Daphne gitti ve Apollon böyle özgür bir genç kızın peşine düşecek denli çıldırdığı için yas tuttu. “Aptallığımla kendimi cezalandırdım,” dedi. “Sabahın ışıkları alındı günden. Şimdi yolculuğumun sonuna dek yalnız ilerlemeliyim.” Ardından tek bir sözüyle, Daphne’nin kendini suya attığı kıyıda bir defne ağacı belirdi. Kalın, kümelenmiş yaprakları olan bu yeşil bitki, onun adını sonsuza dek taşıyacaktı.

Kyrene


Hypseus’un tepeden tırnağa silahlı kızı Kyrene, Teselya’nın vadilerinde ve tepelerinde bir geyik gibi özgürce dolaşırdı. Ülkenin bütün kızları arasında onun güzelliğiyle yarışabilecek kimse yoktu. Kollarının gücü ve ayaklarının hızı konusunda da kimse yanına yaklaşamazdı. Ne dokuma tezgâhına el sürerdi ne de iğneye. Evlerde yapılan cümbüşlerle, ziyafetlerle ilgilenmezdi. Onun sofraları yeşil çimlerin üzerinde, ağaç dallarının altında kurulurdu. Mızrağı ve hançeriyle çayırdaki hayvanların üzerine korkusuzca gider ve hatta onları inlerinde bulurdu.
Bir gün Peneios’un rüzgârlı kıyılarında gezinirken ağaçların arasından bir aslan atladı önüne. Kyrene’nin ne mızrağı ne de hançeri elindeydi ama yüreğinde korkudan eser yoktu. Hayvan sonunda yorgunluktan bitap düşerek ayaklarının dibine yığılana kadar boğuştu onunla. O sırada tüm olan biteni izleyen biri vardı. Phoebus Apollon, genç kadının öfkeli aslanla mücadelesini izledi ve hemen, gençliğinde onu eğiten insan kafalı bilge atını çağırdı. “Gel buraya,” dedi. “O karanlık mağarandan çık ve bir kez daha bilgeliğini sun bana, çünkü bir soru soracağım sana. Şuradaki genç kıza ve ayağının dibinde yatan hayvana bak ve söyle bana bu kız nereden gelir ve adı nedir? Sen bilgesin. O kim ve bu ıssız vadilerde nasıl korkusuzca, yaralanmadan dolaşabiliyor? Kur yapılarak kazanılabilir mi kalbi, söyle bana.” İnsan kafalı at, kararlılıkla Phoebus’un yüzüne baktı ve cevap verirken destekler gibi gülümsedi. “Aşkın zindanını açmak için gizli anahtarlar vardır. Ama neden bana kızın adını ve ırkını soruyorsun? Sen değil misin her şeyin ve insanoğlunun gittiği her yolun sonunu bilen?

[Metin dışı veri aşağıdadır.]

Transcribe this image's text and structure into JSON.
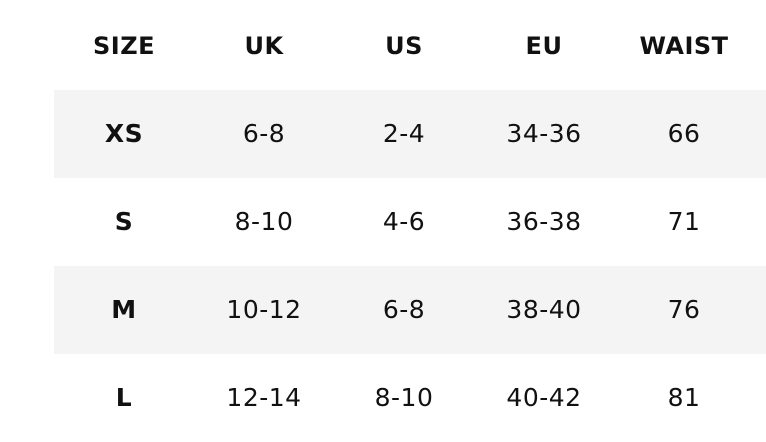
{
  "table": {
    "header": [
      "SIZE",
      "UK",
      "US",
      "EU",
      "WAIST"
    ],
    "rows": [
      [
        "XS",
        "6-8",
        "2-4",
        "34-36",
        66
      ],
      [
        "S",
        "8-10",
        "4-6",
        "36-38",
        71
      ],
      [
        "M",
        "10-12",
        "6-8",
        "38-40",
        76
      ],
      [
        "L",
        "12-14",
        "8-10",
        "40-42",
        81
      ]
    ]
  }
}
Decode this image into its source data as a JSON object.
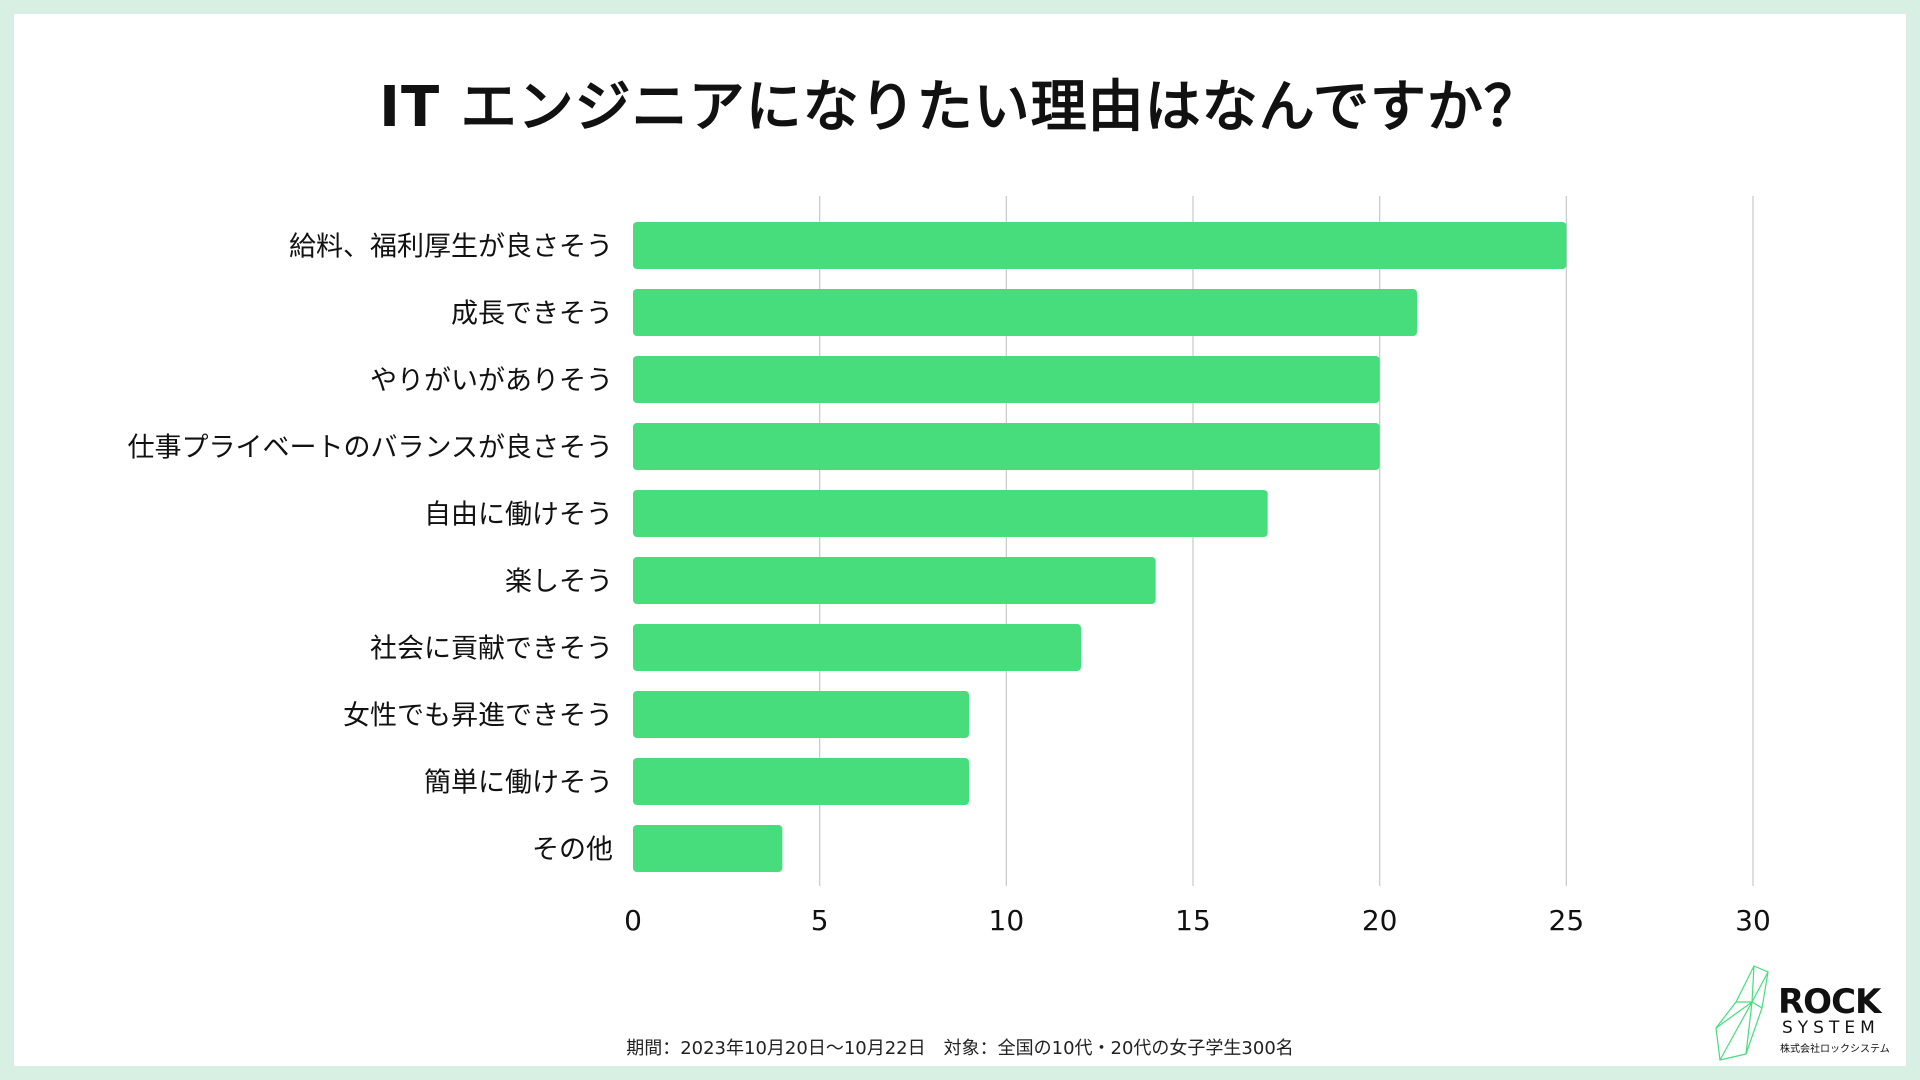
{
  "chart_data": {
    "type": "bar",
    "orientation": "horizontal",
    "title": "IT エンジニアになりたい理由はなんですか？",
    "categories": [
      "給料、福利厚生が良さそう",
      "成長できそう",
      "やりがいがありそう",
      "仕事プライベートのバランスが良さそう",
      "自由に働けそう",
      "楽しそう",
      "社会に貢献できそう",
      "女性でも昇進できそう",
      "簡単に働けそう",
      "その他"
    ],
    "values": [
      25,
      21,
      20,
      20,
      17,
      14,
      12,
      9,
      9,
      4
    ],
    "xlim": [
      0,
      30
    ],
    "x_ticks": [
      0,
      5,
      10,
      15,
      20,
      25,
      30
    ],
    "xlabel": "",
    "ylabel": "",
    "grid": "vertical",
    "bar_color": "#47dc7c"
  },
  "footnote": "期間：2023年10月20日〜10月22日　対象：全国の10代・20代の女子学生300名",
  "logo": {
    "name": "ROCK",
    "sub": "SYSTEM",
    "company": "株式会社ロックシステム",
    "accent_color": "#47dc7c"
  }
}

Baharda açan yaprakların sayısını, rüzgârın nehir ya da deniz kıyısına sürüklediği kum tanelerini bilirsin sen. Ama madem bilgelikte sana dengim, o halde dinle sözlerimi. Kıza çoktan birileri kur yaptı ve onu kazandı. Oysa sen onu karanlık denizden gelinin olarak geçirip uzak Libya topraklarındaki altından saraylara götüreceksin. Orada, yeryüzünde yetişen her meyvenin bulunduğu bereketli bir evi olacak. Oğlun Aristaios orada doğacak ve dudaklarında şanlı Horai’nin bitki özleri ve tanrıların leziz yemeklerinin tadı olacak. Böylece fanilerin yazgısını paylaşmayacak.”
Phoebus Apollon gülümseyerek cevap verdi. “Doğrusu ününü hak ediyorsun, çünkü bilgelikte sana denk kimse yok. Ben de şimdi gidip Kyrene’yi, onun adıyla anılacak topraklara götüreceğim. İleride onun çocukları büyük ve kudretli şehirler inşa edecekler oraya. Güçleri ve bilgelikleriyle adları tüm dünyaya yayılacak.”
Kyrene böylece Libya topraklarına geldi ve oğlu Aristaios doğdu. Hermes, bebeği şanlı Horai’ye götürdü ve Horai de ona sonsuz yaşam bahşetti. Oğlan uçsuz bucaksız Libya düzlüklerinde yaşadı, kalabalıklara katıldı ve yeryüzünün en zengin hasadını yaptı. Arılar en tatlı ballarını, gemiler en yumuşak yünlerini getirdiler ona. Mısır tarlaları onun için firesiz hasat verdi. Elinin değdiği üzümlerin hiçbiri çürümedi, onun otlaklarında beslenen sürülere hastalık uğramadı. Onun topraklarında yaşayanlar dedi ki; “Kavga ve savaş insanoğluna böyle armağanlar sunmaz. O yüzden barış içinde yaşayalım.”

Hermes


Uzun zaman önce, sabahın erken saatlerinde, Kyllenian tepesindeki bir mağarada, Zeus ve Maia’nın oğlu Hermes doğdu. Fani anaların çocukları gibi huzur içinde uyurken, kundağının kumaşı usulcacık nefesiyle hafif hafif oynuyordu. Ama Güneş Tanrısı, ateşten arabasını daha göğün yarısına kadar bile sürmemişken, bebek kutsal beşiğinden kalktı ve karanlık mağaradan dışarı adım attı. Eşiğin önündeki çimlerde tembel tembel yemeğini yiyen bir tosbağa vardı. Çocuk onu görünce neşeyle güldü. “Ah, ne şans ama!” dedi. “O parlak alacalı kabuğunla nereden geliyorsun böyle? Artık benimsin, seni mağarama götürmeliyim. Bir çatı altında olmak, dışarıda olmaktan iyidir. Her ne kadar canlıyken faydalı olsan da öldüğünde tatlı tatlı şarkı söyleyeceğini bilmek seni rahatlatacaktır.”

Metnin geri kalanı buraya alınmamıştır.